L’affaire Aurore Martin
Aurore Martin [4], une militante basque de nationalité française, ancienne dirigeante du parti Batasuna [5] à Bayonne, doit être remise aux autorités judiciaires espagnoles sur base d’un mandat d’arrêt européen. Elle risque jusqu’à 12 ans de prison pour ses activités politiques. Afin d’échapper à la privation de liberté, elle a choisi la clandestinité. Dans une lettre mise sur le site du Journal du Pays basque, elle a écrit : « je n’ai pas l’intention de me soumettre aux autorités espagnoles, ni de faciliter à la France, l’exécution de mon mandat d’arrêt européen ».

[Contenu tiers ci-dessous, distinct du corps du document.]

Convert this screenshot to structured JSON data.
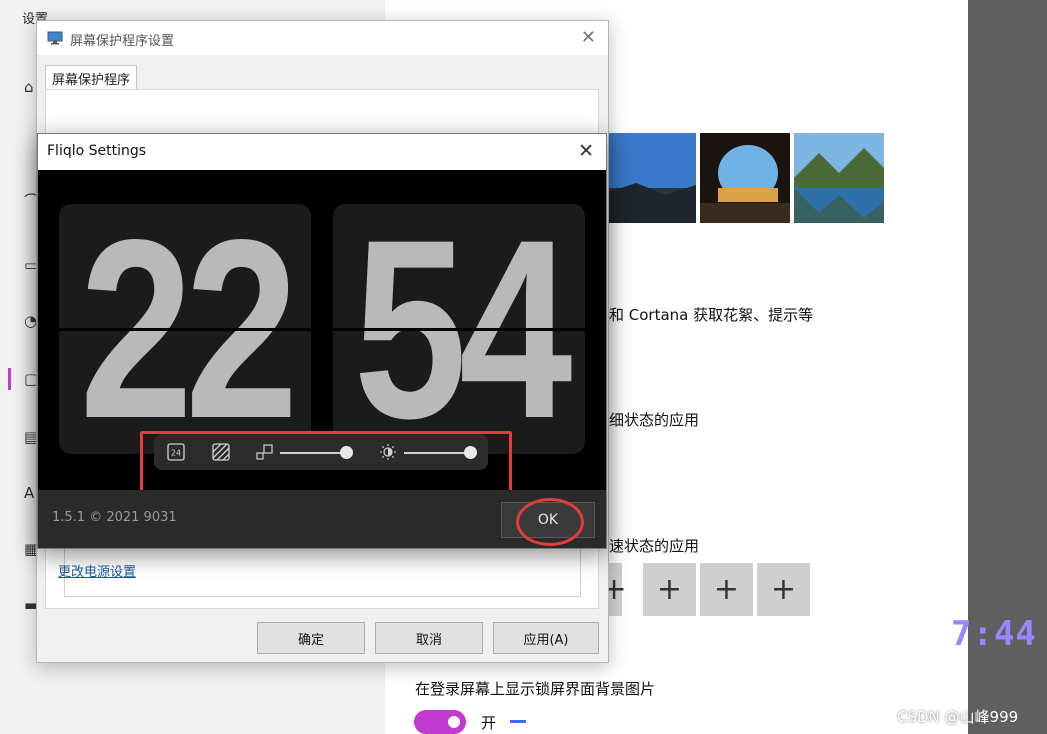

Alors que pendant six mois elle se cachait, les autorités françaises ne semblaient pas la chercher. Elles tentent de l’arrêter trois jours après sa réapparition publique. Cette opération policière intervient 48 h après la réunion du 18 juin à Biarritz où 2 000 personnes étaient présentes afin d’apporter leur soutien.
Cette affaire avait déjà suscité pas mal de réactions. Plus de 200 élus, dont l’ensemble du Conseil général des Pyrénées Atlantique, avaient affichés leur solidarité avec Aurore Martin. Des formations politiques nationales de gauche ou du centre, PS, PC, Parti de gauche, NPA, ainsi que le Modem ont publiquement exprimé leur inquiétude quant à « une utilisation politique du mandat d’arrêt européen ». Cependant, la revendication d’un usage non politique d’une procédure, par nature politique, est un non sens. On ne peut faire face à l’ampleur du déni de démocratie engendré par cette réforme qu’en réclamant sa suppression et le retour à l’ancienne procédure d’extradition.
Une première en France
Le rejet par la Cour de cassation, le 16 décembre 2010, du pourvoi déposé par Aurore Martin, a rendu possible sa remise aux autorités judiciaires espagnoles pour « participation à une organisation terroriste ». Cette décision nous montre la nature directement politique du mandat d’arrêt européen. Aurore Martin est poursuivie pour appartenance à Batasuna, un parti politique interdit en Espagne, mais légal en France. Tout en prônant une solution politique et démocratique à la question basque, cette organisation se distingue d’autres partis indépendantistes, en refusant de condamner explicitement les attentats de l’ETA. Cette attitude favorise l’amalgame fait par les autorités espagnoles qui l’identifie à ce groupe clandestin.
Dans les faits, Aurore Martin est poursuivie pour sa participation à des réunions, des conférences de presse et pour avoir publié des articles d’opinion.
Cette double décision judiciaire —la validation du mandat espagnol par la Cour d’appel de Pau et le rejet du pourvoi par la Cour de cassation— constitue une première en France. C’est la première fois que ce pays remet, à la justice espagnole, un de ses ressortissants pour des raisons politiques.
L’historique de l’affaire montre bien l’arbitraire de la décision. Il s’agit du deuxième mandat à l’encontre d’Aurore Martin, le premier, datant du printemps 2010, contenait la même demande et avait été refusé par la justice française pour « manque de motivation, exposé lacunaire et incompréhensible ». Cette fois, le fait que la demande soit effectuée par des juridictions d’exception, légitimant la torture des prisonniers, n’apparaît plus comme un obstacle à la remise d’une personne disposant de la nationalité française. Cette affaire dévoile ce que permet le mandat d’arrêt européen et que n’autorisait pas l’ancienne procédure d’extradition.
Le mandat d’arrêt européen
Afin de bien comprendre la dimension du changement, un petit retour aux sources s’impose.
Profitant des attentats du 11 septembre 2001, la Commission de l’Union européenne avait ressorti de ses cartons un double projet de décision-cadre, l’un relatif à l’incrimination du terrorisme, l’autre à l’installation d’un mandat d’arrêt européen devant se substituer à la procédure d’extradition [6].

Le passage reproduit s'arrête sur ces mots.